March 20th, 2014
A long time ago (around 2001), I helped Tomas Möller optimize a triangle-vs-box, SAT-based overlap test. At that time I was working on the Opcode library, and such a function was needed to achieve my goals.
When working on Opcode 2.0, I wrote a SIMD version of that same function. Since then I have found several other SIMD implementations of that code, and while benchmarking them I found that most of them were surprisingly slow - sometimes slower than the original code! I cannot really explain why, but it seems to indicate that writing the SIMD version is not as straightforward as one could have imagined. And thus, I am now releasing my implementation, in the hope somebody will find it useful.
There are two versions of the original code, labelled “old code” and “new, faster code” online. Despite the claims, on my Windows-based machine the “faster code” is significantly slower. It seems correct and expected that doing the “class III” tests last is the best, but I suppose this depends on both the architecture and the test scenario. In any case both versions (more or less verbatim, not quite) are included in the test benchmark.

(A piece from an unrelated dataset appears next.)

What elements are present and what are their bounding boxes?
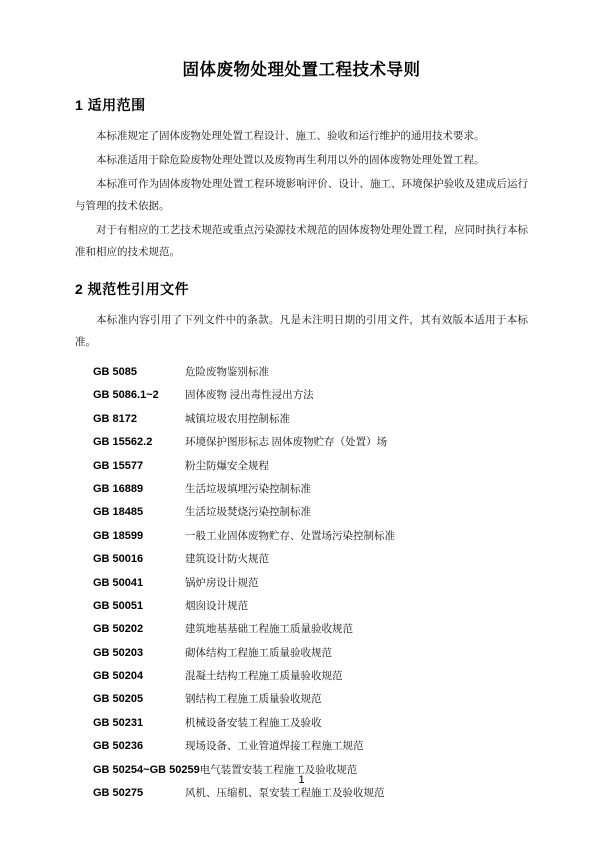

The original code contains a lot of early exits, and thus the time it takes depends a lot on what codepath is taken. The best case is when you reach the first early exit. The worst case is when you reach the end of the function, i.e. the triangle and the box overlap. I believe one of the biggest mistakes made in the slow SIMD implementations was to get rid of branches and early exits at all costs (”Hey look! Zero branches! It must be super fast!”). Well of course that is a very naive view, things are way more subtle and complex than that. The fastest code is the one that is never executed, and thus, you should embrace early exits, not avoid them. In fact, my implementation contains one more early exit than the original code, for when the box fully contains the triangle (this was an important case for me in some application).
I have 4 different test scenarios:
- best case
- worst case
- no hit
“Best case” is the aforementioned new early exit, for when the box fully contains the triangle. This is basically a point-in-AABB test, it is the first early exit in the code, and thus the “best case” is when we reach that codepath.
“Worst case” is when the box touches the triangle, but the triangle is not fully inside. In that case we reach the end of the overlap function without taking any early exits. This should be the slowest codepath.
“No hit” is when the triangle does not touch the box, and we reach one of the “regular” early exits (i.e. the ones that also existed in the non-SIMD code). Time depends on what codepath is reached.
“Mixed” is just a mix of the above cases.
Here are typical results on my test PC:
Version1 (Möller’s “old code”):
Time (default): 5072
Time (default): 3773
Time (default): 953
Time (default): 5088
Time (optimized): 246
Time (optimized): 1898
Time (optimized): 329
Time (optimized): 1544
Best case: Speedup: 20.617886
Worst case: Speedup: 1.987882
No hit: Speedup: 2.896657
Mixed: Speedup: 3.295337
Version2 (Möller’s “new, faster code”):
Time (default): 6209
Time (default): 4714
Time (default): 1304
Time (default): 5199
Time (optimized): 237
Time (optimized): 1822
Time (optimized): 316
Time (optimized): 1540
Best case: Speedup: 26.198313
Worst case: Speedup: 2.587267
No hit: Speedup: 4.126582
Mixed: Speedup: 3.375974
So what we see here:
- the “new, faster code” is in fact slower. Thus, ignore “Version2″ from now on.
- the non-SIMD and SIMD version all find the same numbers of hits (as they should). I could have better tests for this but I’ve been using the SIMD version for a while now and it should be quite solid.
- the new, additional early exit gives me a 20X speedup. Not bad for a SIMD version whose theoretical maximum speedup is 4X. In the SIMD code, this is taken care of by this snippet:
const unsigned int MaskI = 0×7fFFffFF;
__m128 cV = _mm_and_ps(v0V, _mm_load1_ps((const float*)&MaskI));
const unsigned int test = _mm_movemask_ps(_mm_sub_ps(cV, extentsV));
That is well worth it if you ask me. Helped enormously in some past projects of mine.
- Speedups otherwise vary between 2X and 3X, which is what you usually expect from a good SIMD implementation.
And that’s about it. This is straightforward but apparently it is easy to write a bad SIMD version, that ends up slower than the original. I suppose some people just write the code, assume it’s good, and do not run benchmarks? I don’t know.